Die abschließende Montage wurde in Form einer vorgehängten und hinterlüfteten Fassade von der Firma BeWa durchgeführt, die zuvor bereits die komplexe Ausführungsplanung vorgenommen hatte. Alle Platten mussten von oben nach unten abnehmbar sein und zusätzlich über die Horizontalfugen mittels Endoskopkamera untersucht werden können. Dazu musste die Fugenbreite mindestens 8 mm aufweisen, was eine besondere Unterkonstruktion in Form eines Agraffensystems erforderte. In diese horizontalen Fugenstrukturen ordnen sich die Betonwerksteinbodenplatten von den Bahnsteigkanten über die Begleitstreifen und die Blindenleitstreifen bis zum Ortsterrazzo ein. Die Festtreppenanlagen aus Betonwerksteintritt- und -setzstufen sowie die L- und U-Schalen an Decken, Schrägwänden und Durchgängen folgen ebenfalls den geometrischen Formen und Fugenstrukturen der Betonwerksteinfassade.

 

Weiße und schwarze Terrazzoböden als perfekte Ergänzung

Perfekt ergänzt werden die oben beschriebenen Wandplatten durch die am Boden verlegten Terrazzoplatten.
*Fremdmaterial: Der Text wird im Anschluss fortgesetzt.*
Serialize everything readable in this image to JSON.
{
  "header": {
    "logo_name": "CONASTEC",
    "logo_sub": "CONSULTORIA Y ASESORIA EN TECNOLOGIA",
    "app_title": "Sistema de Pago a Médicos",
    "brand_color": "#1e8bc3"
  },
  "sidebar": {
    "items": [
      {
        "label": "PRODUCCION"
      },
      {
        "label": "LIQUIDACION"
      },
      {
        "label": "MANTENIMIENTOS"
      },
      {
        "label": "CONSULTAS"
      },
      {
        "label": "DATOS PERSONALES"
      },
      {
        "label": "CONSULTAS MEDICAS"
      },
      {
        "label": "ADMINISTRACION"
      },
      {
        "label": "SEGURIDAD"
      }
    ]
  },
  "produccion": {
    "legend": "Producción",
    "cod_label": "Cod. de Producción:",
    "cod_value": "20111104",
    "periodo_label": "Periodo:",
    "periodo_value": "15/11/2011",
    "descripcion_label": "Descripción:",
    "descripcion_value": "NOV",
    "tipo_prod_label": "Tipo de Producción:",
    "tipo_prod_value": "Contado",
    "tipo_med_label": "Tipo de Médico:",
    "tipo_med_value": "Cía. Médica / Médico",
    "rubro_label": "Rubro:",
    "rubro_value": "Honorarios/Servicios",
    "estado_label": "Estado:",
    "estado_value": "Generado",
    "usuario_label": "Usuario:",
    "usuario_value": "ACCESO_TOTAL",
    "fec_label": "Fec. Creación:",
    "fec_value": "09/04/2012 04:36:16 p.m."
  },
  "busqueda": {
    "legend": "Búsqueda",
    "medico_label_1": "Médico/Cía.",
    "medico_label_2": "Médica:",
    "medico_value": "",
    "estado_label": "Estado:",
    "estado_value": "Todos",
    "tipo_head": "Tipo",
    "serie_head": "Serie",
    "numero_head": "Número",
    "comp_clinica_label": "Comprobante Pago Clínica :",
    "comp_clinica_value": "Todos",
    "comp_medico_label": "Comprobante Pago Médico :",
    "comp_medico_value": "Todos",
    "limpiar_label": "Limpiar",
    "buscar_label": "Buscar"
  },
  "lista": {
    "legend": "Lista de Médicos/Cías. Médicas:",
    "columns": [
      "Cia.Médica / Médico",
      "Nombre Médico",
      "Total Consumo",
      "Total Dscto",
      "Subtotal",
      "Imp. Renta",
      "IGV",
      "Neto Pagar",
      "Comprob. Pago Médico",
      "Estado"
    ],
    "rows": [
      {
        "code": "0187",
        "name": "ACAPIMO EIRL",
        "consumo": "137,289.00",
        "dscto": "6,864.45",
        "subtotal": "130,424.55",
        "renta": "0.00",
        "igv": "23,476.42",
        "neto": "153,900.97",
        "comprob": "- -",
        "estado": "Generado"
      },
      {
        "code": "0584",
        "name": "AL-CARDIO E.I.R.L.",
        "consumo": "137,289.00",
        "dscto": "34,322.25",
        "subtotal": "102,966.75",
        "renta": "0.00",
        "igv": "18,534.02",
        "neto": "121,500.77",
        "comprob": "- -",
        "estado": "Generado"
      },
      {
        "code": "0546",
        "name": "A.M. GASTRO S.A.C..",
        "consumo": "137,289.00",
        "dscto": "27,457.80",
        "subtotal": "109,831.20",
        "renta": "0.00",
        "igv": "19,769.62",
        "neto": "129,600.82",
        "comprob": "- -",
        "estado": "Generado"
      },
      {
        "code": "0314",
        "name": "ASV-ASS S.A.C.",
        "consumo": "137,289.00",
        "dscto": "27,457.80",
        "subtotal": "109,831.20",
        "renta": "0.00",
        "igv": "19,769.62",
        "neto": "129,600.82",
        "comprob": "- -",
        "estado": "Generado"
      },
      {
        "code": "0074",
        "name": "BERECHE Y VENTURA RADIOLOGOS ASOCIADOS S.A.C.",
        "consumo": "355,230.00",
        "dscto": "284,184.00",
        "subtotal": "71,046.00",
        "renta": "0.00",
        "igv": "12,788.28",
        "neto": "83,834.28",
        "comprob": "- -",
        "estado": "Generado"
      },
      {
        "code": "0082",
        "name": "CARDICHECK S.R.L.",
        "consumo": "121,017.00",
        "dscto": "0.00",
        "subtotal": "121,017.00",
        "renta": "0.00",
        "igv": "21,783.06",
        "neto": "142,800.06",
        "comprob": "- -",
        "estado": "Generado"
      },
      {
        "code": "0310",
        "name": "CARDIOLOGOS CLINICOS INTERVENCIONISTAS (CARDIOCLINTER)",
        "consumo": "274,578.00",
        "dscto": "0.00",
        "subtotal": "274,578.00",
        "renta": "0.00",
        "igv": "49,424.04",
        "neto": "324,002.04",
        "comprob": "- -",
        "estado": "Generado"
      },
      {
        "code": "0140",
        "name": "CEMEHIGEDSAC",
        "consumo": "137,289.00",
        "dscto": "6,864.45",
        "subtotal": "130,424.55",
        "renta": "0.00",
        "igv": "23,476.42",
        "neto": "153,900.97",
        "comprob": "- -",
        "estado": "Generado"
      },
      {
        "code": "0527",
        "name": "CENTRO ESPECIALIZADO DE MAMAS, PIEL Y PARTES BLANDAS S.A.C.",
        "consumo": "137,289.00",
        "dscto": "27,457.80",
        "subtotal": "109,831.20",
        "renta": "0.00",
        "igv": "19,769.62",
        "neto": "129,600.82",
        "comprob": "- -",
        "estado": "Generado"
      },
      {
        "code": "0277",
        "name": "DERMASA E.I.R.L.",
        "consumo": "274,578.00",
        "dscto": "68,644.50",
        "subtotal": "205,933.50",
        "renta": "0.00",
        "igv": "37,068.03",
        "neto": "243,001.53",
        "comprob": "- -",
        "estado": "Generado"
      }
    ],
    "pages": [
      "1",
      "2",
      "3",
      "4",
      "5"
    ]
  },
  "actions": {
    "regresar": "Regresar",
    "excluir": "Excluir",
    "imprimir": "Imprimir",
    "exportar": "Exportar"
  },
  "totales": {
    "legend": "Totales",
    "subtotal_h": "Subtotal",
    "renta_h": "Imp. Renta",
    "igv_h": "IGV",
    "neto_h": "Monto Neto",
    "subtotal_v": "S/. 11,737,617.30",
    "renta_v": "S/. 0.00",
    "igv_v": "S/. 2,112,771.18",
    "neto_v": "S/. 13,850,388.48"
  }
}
Sie kamen sowohl im Eingangsbereich als auch in der Verteilerebene und den Bahnsteigen der neuen U-Bahnstation zum Einsatz. Eingebaut wurden sie auf einer Gesamtfläche von rund 1.400 m² von der in Stollberg/Erzgeb. ansässigen Marmorveredelung Foerg und Weisheit GmbH. In ihrer Rezeptur entsprechen die Bodenbeläge in weiten Teilen den terrazzoähnlichen Wandplatten, um so ein einheitliches Gesamtbild zu erhalten.

Die Basis der Bodenbeläge besteht aus Weißzement. In den oberirdischen Eingangs- bzw. Straßenebenen kam als Bindemittel Flowstone mit der Körnung Nordisch Weiß zum Einsatz. Das Hochleistungsbindemittel auf Basis von Portlandzementen und Feinstbindemitteln sorgt hier mit seinem hohen Frost-Tausalz-Widerstand insbesondere für die notwendige Witterungsbeständigkeit. Im Bereich der Verteilerebene sowie auf den Bahnsteigen wurde zur Herstellung der weißen Beläge als Gesteinskörnung Carrara verwendet. Für die in Teilbereichen eingebauten schwarzen Beläge kam mit Nero Ebano zusätzlich noch ein schwarzer Marmorkies zum Einsatz. Der Beton wurde unter Einsatz entsprechender Pigmente und Zusatzmittel direkt vor Ort gemischt und zweischichtig frisch in frisch als eine Art „Guss-Terrazzo“ eingebaut.